THERE is such a connection between true wisdom, which is "a knowledge of the holy" (Proverbs 30:3) and the fear of the Lord, and such a connection between ignorance of the Lord and sin, that saved saints are called "wise" and lost sinners are called "fools" not only in the Old Testament, as continually in the Proverbs,but in the New. Many of the Lord's people look with suspicion upon knowledge, from not seeing clearly the vast distinction between the spiritual, experimental knowledge for which we are now contending, and what is called "head knowledge." 

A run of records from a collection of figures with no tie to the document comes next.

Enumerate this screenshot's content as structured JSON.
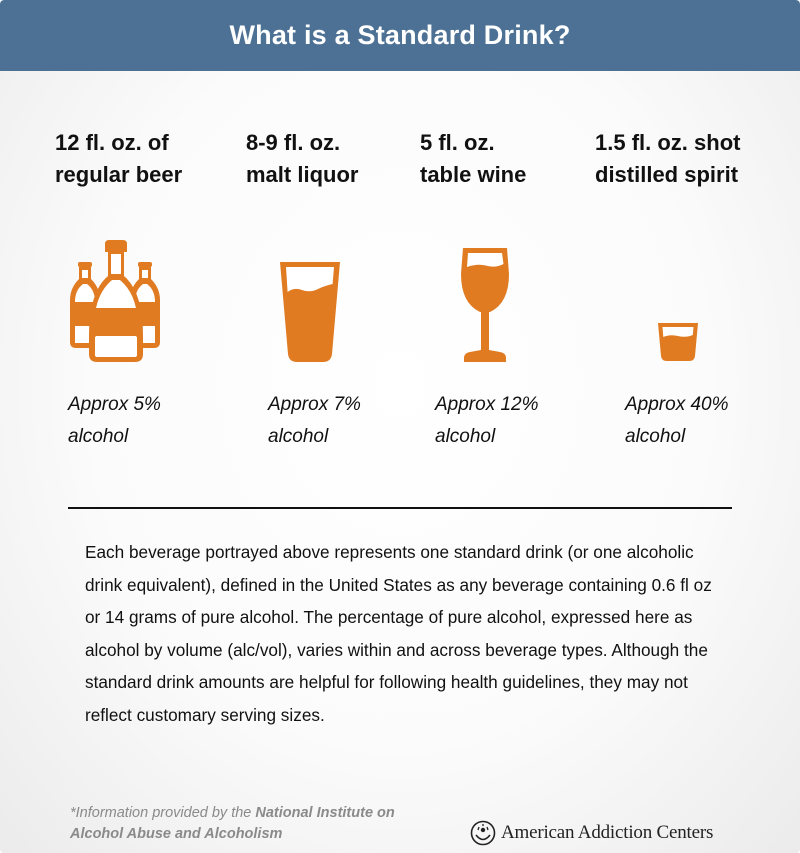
{
  "header": {
    "title": "What is a Standard Drink?"
  },
  "colors": {
    "header": "#4d7195",
    "accent": "#e07b22",
    "liquid_light": "#ffffff"
  },
  "drinks": [
    {
      "name": "12 fl. oz. of\nregular beer",
      "icon": "beer-bottles-icon",
      "abv": "Approx 5%\nalcohol"
    },
    {
      "name": "8-9 fl. oz.\nmalt liquor",
      "icon": "pint-glass-icon",
      "abv": "Approx 7%\nalcohol"
    },
    {
      "name": "5 fl. oz.\ntable wine",
      "icon": "wine-glass-icon",
      "abv": "Approx 12%\nalcohol"
    },
    {
      "name": "1.5 fl. oz. shot\ndistilled spirit",
      "icon": "shot-glass-icon",
      "abv": "Approx 40%\nalcohol"
    }
  ],
  "note": "Each beverage portrayed above represents one standard drink (or one alcoholic drink equivalent), defined in the United States as any beverage containing 0.6 fl oz or 14 grams of pure alcohol. The percentage of pure alcohol, expressed here as alcohol by volume (alc/vol), varies within and across beverage types. Although the standard drink amounts are helpful for following health guidelines, they may not reflect customary serving sizes.",
  "source": {
    "prefix": "*Information provided by the ",
    "org": "National Institute on Alcohol Abuse and Alcoholism"
  },
  "brand": {
    "name": "American Addiction Centers",
    "icon": "aac-logo-icon"
  }
}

They see that a man may have a well-furnished head and a graceless heart, that he may understand "all mysteries and all knowledge," and yet be "nothing" (1 Cor. 13:2) and as some of these all-knowing professors are the basest characters that can infest the churches of truth, those who really fear the Lord stand not only in doubts of them, but of all the knowledge possessed by them. But put it in a different form; ask the people of God whether there is not such a divine reality, such a heavenly blessing, as being "taught of God" (John 6:45); having "an unction from the Holy One, whereby we know all things" (1 John 2:20): knowing the truth for oneself, and finding it maketh free (John 8:32); whether there is not a "counting of all things but loss for the excellency of the knowledge of Christ Jesus our Lord," and a stretching forth of the desires of the soul to "know him, and the power of his resurrection, and the fellowship of his sufferings; " whether there is not "a knowledge of salvation by the remission of sins" (Luke 1:77) "a knowledge of the glory of God in the face of Jesus Christ" (2 Cor.4:6) a being "filled with the knowledge of his will" (Col.1:9) as "increasing in the knowledge of God" (Col. 1:10); "a growing in grace and in the knowledge of the Lord and Saviour Jesus Christ" (2 Peter 3:18) - ask the living family of God whether there be not such a knowledge as this, and if this knowledge is not the very pith and marrow, the very sum and substance of vital godliness, and they will with one voice say "It is."


----------